The 2nd issue is the hardy perennial of gun control -the USA is addicted to killing, the right to bear arms has been debated again and again and again, but if you are going to reserve the right to buy them, at least make obtaining a weapon as hard as possible, and how can any sane individual want to own an automatic weapon that looks like something out of a war film? What is that used for? Even hunters must surely believe that you have one shot to get the deer, isn't that how they rank each other's ability?
The 3rd Issue is that if the Obama administration devised this policy and it has failed, they must admit it, and find something else. The Obama administration has less of an impact on the cartel wars than drug users, I feel you are trying too hard to smear the Obama administration with any and every calumny you can think of -even the 'neo-cons' didn't bomb the cartels residences into rubble yet they were indifferent to the rubble left behind in Iraq -on day 1 they blasted a private house into dust because someone told them Saddam was eating dinner there -he wasn't, 25 people were killed, and none of them got any compensation. And Mexico's crime has direct impact on the USA in a way Iraq never has.
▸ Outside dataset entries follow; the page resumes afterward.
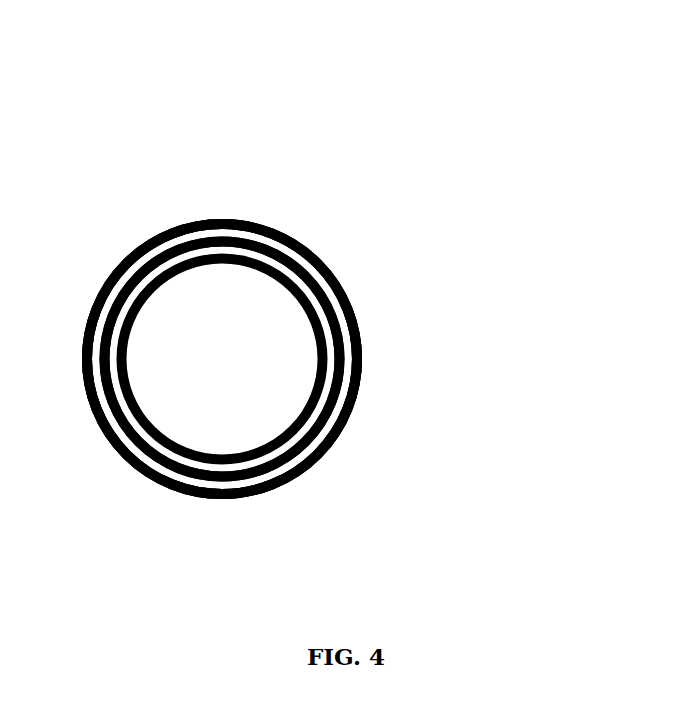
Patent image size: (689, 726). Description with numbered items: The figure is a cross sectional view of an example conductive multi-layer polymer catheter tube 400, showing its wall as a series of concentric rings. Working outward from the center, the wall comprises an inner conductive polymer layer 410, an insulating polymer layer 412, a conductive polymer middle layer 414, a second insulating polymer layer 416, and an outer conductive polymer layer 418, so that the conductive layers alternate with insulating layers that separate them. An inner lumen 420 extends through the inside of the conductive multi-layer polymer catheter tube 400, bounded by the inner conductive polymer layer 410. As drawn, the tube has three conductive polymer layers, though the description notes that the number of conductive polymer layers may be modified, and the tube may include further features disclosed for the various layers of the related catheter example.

The conductive multi-layer polymer catheter tube 400 is at (132, 250).
The inner conductive polymer layer 410 is at (328, 388).
The insulating polymer layer 412 is at (337, 332).
The conductive polymer middle layer 414 is at (332, 285).
The second insulating polymer layer 416 is at (303, 247).
The outer conductive polymer layer 418 is at (255, 222).
The inner lumen 420 is at (278, 387).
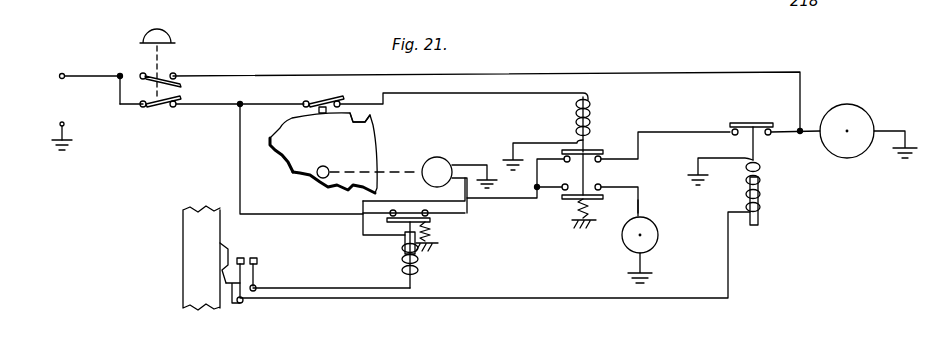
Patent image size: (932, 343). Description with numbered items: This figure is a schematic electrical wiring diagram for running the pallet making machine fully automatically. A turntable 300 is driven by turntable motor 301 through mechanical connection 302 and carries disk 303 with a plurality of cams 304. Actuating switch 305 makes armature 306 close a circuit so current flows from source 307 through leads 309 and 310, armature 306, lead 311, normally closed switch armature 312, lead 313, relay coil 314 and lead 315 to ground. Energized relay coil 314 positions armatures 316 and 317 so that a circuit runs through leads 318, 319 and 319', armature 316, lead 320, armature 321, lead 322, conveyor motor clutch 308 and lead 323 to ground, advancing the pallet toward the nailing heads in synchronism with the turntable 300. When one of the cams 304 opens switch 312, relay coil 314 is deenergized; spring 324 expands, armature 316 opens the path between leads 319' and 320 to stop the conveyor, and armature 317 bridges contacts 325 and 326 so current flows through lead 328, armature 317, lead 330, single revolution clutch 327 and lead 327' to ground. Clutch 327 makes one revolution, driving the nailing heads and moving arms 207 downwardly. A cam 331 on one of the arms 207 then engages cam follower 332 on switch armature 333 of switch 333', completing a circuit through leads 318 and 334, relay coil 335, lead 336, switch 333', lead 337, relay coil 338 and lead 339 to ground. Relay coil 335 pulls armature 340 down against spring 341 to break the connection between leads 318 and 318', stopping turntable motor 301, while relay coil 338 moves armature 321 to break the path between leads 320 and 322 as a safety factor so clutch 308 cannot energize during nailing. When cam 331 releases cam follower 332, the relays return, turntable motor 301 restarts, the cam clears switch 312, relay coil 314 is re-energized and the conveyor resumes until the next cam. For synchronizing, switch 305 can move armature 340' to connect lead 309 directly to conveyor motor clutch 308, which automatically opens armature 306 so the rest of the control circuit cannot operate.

The arms 207 is at (186, 230).
The turntable 300 is at (282, 162).
The turntable motor 301 is at (448, 156).
The mechanical connection 302 is at (394, 166).
The disk 303 is at (278, 127).
The cams 304 is at (370, 123).
The switch 305 is at (166, 32).
The armature 306 is at (160, 108).
The source 307 is at (61, 105).
The conveyor motor clutch 308 is at (862, 106).
The lead 309 is at (90, 76).
The lead 310 is at (124, 106).
The lead 311 is at (235, 98).
The normally closed switch armature 312 is at (318, 88).
The lead 313 is at (493, 100).
The relay coil 314 is at (592, 117).
The lead 315 is at (546, 142).
The armature 316 is at (604, 150).
The armature 317 is at (606, 197).
The lead 318 is at (301, 159).
The lead 318' is at (482, 200).
The lead 319 is at (502, 213).
The lead 319' is at (521, 185).
The lead 320 is at (672, 130).
The armature 321 is at (750, 120).
The lead 322 is at (800, 134).
The lead 323 is at (891, 128).
The spring 324 is at (578, 223).
The contact 325 is at (570, 176).
The contact 326 is at (608, 187).
The single revolution clutch 327 is at (661, 232).
The lead 327' is at (664, 265).
The lead 328 is at (566, 198).
The lead 330 is at (638, 202).
The cam 331 is at (228, 250).
The cam follower 332 is at (244, 303).
The switch armature 333 is at (280, 274).
The switch 333' is at (275, 271).
The lead 334 is at (386, 238).
The relay coil 335 is at (423, 268).
The lead 336 is at (348, 288).
The lead 337 is at (538, 296).
The relay coil 338 is at (764, 195).
The lead 339 is at (720, 158).
The armature 340 is at (414, 200).
The armature 340' is at (175, 64).
The spring 341 is at (436, 236).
There is a 4th Issue, and that is whether or not the Calderon administration in Mexico went about this issue the wrong way, and has actually generated more violence than would have happened had the focus been on the manifestly corrupt military and police services of that country. The rule of law? Whose law?
I used to know a well-educated Mexican here in the UK who despaired of his country's political administrations -an oil rich country with plenty of oil that hasn't been discovered in the Gulf, none of which 'trickles' anywhere near the pueblo. In the end, he said, you create a niche for yourself and your family in some town or some city, try to stay in work, eat, pray and play and just hope the reality that is sometimes only metres away doesn't come through the front or the back door.
Ultimately, the drugs trade is just an illegal part of the capitalist system, a system that has no emotional sentiment or morals; it has one motive -to make money: undermine that and you undermine crime syndicates at the level of the cartels, given that there will always be some criminal underworld -but there is no reason why anyone should live in a country where organised crime is, in effect, a parallel government. After all, some people believe elected governments are not much different.